Tristan held the front door open for me, and as we passed through, I saw that the door to the mayor’s office was slightly ajar. A second later, it banged shut.

“Did you see that?” I whispered.

“See what?” he asked, closing the front door behind us.

My reply caught in my throat. The fog was creeping in slowly from all sides, rolling over the grass and crowding out the flower beds at the foot of the stairs. Just like that, the mayor was forgotten.

“Someone else is being ushered,” I said flatly.

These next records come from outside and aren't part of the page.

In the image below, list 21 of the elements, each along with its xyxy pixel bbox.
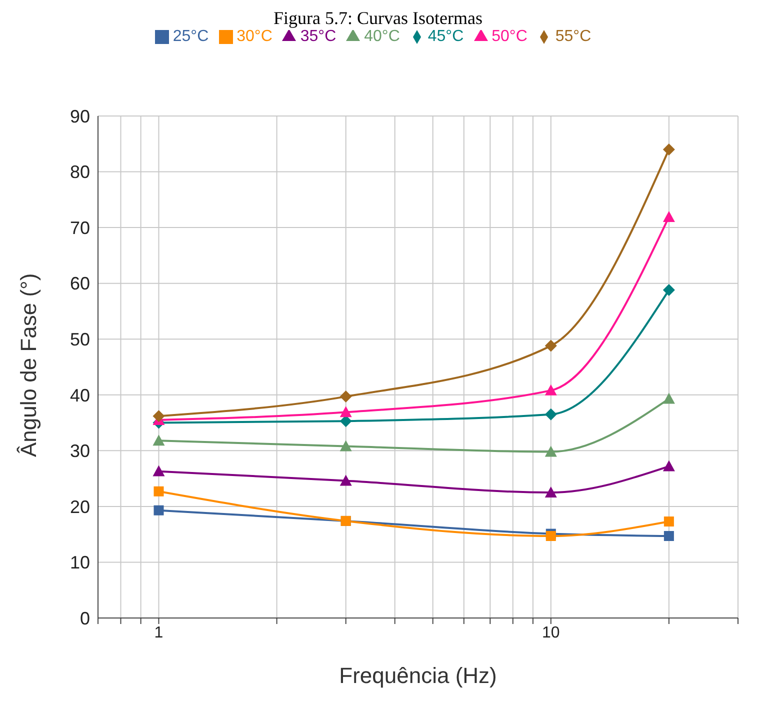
y-tick-label: 30 xyxy=(70,441,90,462)
y-tick-label: 20 xyxy=(70,496,90,517)
y-tick-label: 80 xyxy=(70,162,90,182)
y-tick-label: 90 xyxy=(70,106,90,126)
legend-label: 55°C xyxy=(555,28,592,45)
y-tick-label: 60 xyxy=(70,274,90,294)
x-axis-title: Frequência (Hz) xyxy=(339,663,497,688)
legend-label: 30°C xyxy=(236,28,272,45)
y-tick-label: 70 xyxy=(70,218,90,238)
chart-title: Figura 5.7: Curvas Isotermas xyxy=(272,8,484,28)
y-axis-title: Ângulo de Fase (°) xyxy=(16,273,41,457)
y-tick-label: 0 xyxy=(80,608,90,628)
x-tick-label: 1 xyxy=(154,624,164,642)
legend-label: 25°C xyxy=(172,28,209,45)
y-tick-label: 50 xyxy=(70,330,90,350)
legend-label: 45°C xyxy=(428,28,464,45)
legend-label: 50°C xyxy=(492,28,528,45)
y-tick-label: 40 xyxy=(70,385,90,406)
y-tick-label: 10 xyxy=(70,552,90,573)
legend-label: 35°C xyxy=(300,28,336,45)
legend-label: 40°C xyxy=(364,28,400,45)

“Looks that way,” Tristan said.

I bit my tongue to keep from saying what I wanted to:

I hope they end up in the right place.

Perspective

I stood in the doorway of Aaron’s room, a small, square chamber at a one-storied bayside motel called, in a very dead-on way, the Bayside Motel. Tristan hovered a few feet behind me, keeping a respectful distance while the fog continued to thicken around us. I waited for some sort of epiphany to strike me—a deep thought to occur that would put everything in perspective—but all I could think was this: Aaron was a minimalist.